Christmas Morning

I usually reach for what's precarious, overlooked, about to break. Today I'm trying something different: reaching for the bright. Traditions that don't need my attention but exist anyway, renewing themselves year after year. Wonder without utility.

Venezuela: Patinatas

Before dawn in Caracas, the streets close. People strap on roller skates and glide to early morning Mass. Children tie strings to their toes, dangling them out windows overnight. As skaters pass, they tug the strings—a city-wide alarm clock on wheels. The sound of laughter echoing before sunrise.

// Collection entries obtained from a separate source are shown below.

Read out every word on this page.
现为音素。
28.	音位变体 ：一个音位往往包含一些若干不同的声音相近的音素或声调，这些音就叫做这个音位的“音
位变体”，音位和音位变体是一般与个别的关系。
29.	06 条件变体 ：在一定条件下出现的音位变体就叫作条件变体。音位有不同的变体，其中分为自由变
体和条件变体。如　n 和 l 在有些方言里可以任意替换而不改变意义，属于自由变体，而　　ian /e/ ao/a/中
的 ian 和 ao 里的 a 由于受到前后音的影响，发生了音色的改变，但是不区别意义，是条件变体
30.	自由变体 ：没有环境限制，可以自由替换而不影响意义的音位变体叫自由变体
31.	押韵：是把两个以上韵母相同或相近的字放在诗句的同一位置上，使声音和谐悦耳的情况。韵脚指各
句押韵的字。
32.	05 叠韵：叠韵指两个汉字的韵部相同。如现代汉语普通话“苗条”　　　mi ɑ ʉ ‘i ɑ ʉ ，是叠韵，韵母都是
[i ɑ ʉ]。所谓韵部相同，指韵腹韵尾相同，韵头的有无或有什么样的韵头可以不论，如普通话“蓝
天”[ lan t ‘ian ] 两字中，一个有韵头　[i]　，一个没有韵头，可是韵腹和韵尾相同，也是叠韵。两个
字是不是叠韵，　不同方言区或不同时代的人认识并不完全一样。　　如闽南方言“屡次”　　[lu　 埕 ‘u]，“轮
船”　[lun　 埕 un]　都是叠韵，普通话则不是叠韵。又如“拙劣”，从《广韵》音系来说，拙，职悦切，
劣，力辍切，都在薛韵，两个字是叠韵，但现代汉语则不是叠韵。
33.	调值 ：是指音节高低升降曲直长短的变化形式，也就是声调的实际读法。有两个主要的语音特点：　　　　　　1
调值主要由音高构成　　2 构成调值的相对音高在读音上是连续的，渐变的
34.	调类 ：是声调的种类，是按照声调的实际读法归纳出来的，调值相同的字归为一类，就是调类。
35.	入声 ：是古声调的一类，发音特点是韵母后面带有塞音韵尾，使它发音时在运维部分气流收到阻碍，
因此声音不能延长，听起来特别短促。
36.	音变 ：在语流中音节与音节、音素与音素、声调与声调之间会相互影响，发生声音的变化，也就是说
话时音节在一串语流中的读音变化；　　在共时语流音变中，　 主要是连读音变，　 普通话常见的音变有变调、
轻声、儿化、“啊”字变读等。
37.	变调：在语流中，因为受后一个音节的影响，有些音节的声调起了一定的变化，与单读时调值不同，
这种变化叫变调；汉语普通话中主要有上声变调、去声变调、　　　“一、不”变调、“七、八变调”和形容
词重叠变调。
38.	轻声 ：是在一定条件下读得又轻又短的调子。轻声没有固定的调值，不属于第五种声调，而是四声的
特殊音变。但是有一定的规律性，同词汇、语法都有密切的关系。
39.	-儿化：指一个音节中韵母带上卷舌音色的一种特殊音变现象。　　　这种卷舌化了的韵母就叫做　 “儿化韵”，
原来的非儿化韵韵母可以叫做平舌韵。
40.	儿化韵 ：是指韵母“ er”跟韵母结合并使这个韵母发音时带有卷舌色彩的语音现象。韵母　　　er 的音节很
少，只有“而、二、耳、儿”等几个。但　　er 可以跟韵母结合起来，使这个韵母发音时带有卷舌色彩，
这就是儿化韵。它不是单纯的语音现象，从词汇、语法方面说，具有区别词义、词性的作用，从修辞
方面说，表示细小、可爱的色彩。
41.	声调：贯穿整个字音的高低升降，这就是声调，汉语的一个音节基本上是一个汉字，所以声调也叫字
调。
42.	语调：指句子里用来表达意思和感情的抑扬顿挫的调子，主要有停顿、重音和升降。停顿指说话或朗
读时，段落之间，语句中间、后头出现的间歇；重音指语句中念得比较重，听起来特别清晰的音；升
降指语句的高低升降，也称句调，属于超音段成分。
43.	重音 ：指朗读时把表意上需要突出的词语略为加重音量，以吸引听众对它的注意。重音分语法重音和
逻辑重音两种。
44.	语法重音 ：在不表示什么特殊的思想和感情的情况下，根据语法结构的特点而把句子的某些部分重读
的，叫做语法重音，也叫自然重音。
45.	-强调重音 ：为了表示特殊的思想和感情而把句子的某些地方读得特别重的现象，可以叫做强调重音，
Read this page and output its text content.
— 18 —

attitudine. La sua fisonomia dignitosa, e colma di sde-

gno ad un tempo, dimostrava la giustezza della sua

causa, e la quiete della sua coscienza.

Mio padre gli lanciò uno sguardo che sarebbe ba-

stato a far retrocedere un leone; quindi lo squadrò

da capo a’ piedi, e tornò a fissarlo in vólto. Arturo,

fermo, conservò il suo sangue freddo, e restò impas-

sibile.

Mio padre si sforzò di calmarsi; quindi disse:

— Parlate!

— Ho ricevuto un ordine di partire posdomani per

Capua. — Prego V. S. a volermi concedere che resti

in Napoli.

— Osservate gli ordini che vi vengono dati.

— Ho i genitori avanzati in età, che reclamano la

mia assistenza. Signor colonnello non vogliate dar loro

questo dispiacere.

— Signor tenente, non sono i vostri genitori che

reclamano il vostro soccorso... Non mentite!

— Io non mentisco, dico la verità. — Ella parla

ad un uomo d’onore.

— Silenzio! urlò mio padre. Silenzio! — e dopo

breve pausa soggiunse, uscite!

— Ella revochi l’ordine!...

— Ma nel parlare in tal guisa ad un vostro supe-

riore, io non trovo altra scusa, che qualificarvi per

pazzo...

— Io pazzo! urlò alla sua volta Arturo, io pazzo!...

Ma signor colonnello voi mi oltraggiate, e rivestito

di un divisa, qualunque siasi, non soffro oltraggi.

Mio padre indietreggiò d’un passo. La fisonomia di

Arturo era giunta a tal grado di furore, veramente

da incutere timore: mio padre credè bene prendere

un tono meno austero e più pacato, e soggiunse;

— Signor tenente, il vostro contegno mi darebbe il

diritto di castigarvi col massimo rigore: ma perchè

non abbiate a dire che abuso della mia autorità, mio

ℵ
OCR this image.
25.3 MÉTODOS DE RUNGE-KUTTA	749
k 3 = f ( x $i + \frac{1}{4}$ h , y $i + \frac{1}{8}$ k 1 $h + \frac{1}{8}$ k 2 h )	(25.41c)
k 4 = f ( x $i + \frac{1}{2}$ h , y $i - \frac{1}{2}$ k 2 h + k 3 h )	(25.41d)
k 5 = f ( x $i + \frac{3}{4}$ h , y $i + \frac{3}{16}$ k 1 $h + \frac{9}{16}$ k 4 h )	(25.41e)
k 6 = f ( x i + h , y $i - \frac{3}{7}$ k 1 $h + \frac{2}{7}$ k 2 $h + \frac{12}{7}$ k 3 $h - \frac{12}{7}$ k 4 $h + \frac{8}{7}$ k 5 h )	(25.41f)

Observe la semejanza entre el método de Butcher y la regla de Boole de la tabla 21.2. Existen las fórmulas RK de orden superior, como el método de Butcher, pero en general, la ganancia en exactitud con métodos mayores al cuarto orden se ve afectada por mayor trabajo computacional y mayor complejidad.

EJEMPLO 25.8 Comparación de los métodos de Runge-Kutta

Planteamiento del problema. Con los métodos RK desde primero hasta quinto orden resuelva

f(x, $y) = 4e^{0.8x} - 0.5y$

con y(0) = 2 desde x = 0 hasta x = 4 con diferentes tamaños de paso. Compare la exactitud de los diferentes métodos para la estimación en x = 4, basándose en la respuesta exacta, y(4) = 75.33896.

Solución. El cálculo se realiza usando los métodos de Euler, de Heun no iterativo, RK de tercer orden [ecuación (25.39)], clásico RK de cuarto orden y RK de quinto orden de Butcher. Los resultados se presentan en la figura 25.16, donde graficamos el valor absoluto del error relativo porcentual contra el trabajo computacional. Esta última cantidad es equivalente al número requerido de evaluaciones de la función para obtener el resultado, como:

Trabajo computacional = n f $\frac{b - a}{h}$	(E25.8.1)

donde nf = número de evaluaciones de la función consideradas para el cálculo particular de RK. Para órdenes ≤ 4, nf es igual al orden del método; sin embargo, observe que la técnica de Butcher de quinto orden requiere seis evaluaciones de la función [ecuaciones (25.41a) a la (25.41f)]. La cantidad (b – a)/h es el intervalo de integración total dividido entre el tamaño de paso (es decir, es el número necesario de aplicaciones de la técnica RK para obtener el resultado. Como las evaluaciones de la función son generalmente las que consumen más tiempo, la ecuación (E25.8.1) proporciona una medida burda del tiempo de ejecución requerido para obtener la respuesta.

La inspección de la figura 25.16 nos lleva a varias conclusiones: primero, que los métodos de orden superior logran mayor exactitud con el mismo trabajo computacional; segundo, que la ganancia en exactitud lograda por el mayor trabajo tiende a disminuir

Latvia: Poems for Presents

Before you can take your gift from under the tree, you must recite a poem. Not just read—perform. Children learn verses in preparation. Adults improvise. The gift waits while words are offered first. Value earned through language, not just handed over.

Ireland: The Candle in the Window

A candle is lit and placed in the window on Christmas Eve, traditionally by the youngest child. It stays burning all night. The rule: it can only be extinguished by someone named Mary. A small light left on against the darkness, waiting for a specific hand.

Catalonia: Caga Tió

A small log with a painted face is "fed" from December 8th onward—scraps of food, a blanket to keep warm. On Christmas Eve, children beat it with sticks while singing, and it "defecates" small presents. Care followed by violence followed by gift. The logic of children, which is also the logic of seasons.

Japan: KFC

A 1974 marketing campaign became tradition. Now, millions pre-order Kentucky Fried Chicken for Christmas dinner. Stores display Colonel Sanders dressed as Santa. Meaning made from accident. Tradition from commerce. And yet: people gather around the same meal, year after year. That's what traditions do—they persist regardless of origin.

Ukraine: Spider Webs

Christmas trees decorated with artificial spider webs. A poor widow, the legend goes, woke to find spiders had spun webs on her bare tree overnight—and the morning sun turned them to silver and gold. Poverty transformed by accident into beauty. Or: beauty was there all along, just needing the right light.

Ethiopia: Ganna

Christmas falls on January 7th. Men play ganna—a hockey-like game said to have been played by shepherds when they heard of Christ's birth. The game itself is the celebration. Joy expressed through movement, through contest, through sweat on a winter morning.

NORAD: Tracking Santa

Since 1955, when a misprinted phone number meant children called a military command center instead of Santa, NORAD has tracked Santa's flight every Christmas Eve. Fighter jets "escort" the sleigh. The entire apparatus of defense, year after year, playing along. The most heavily armed fantasy operation in history.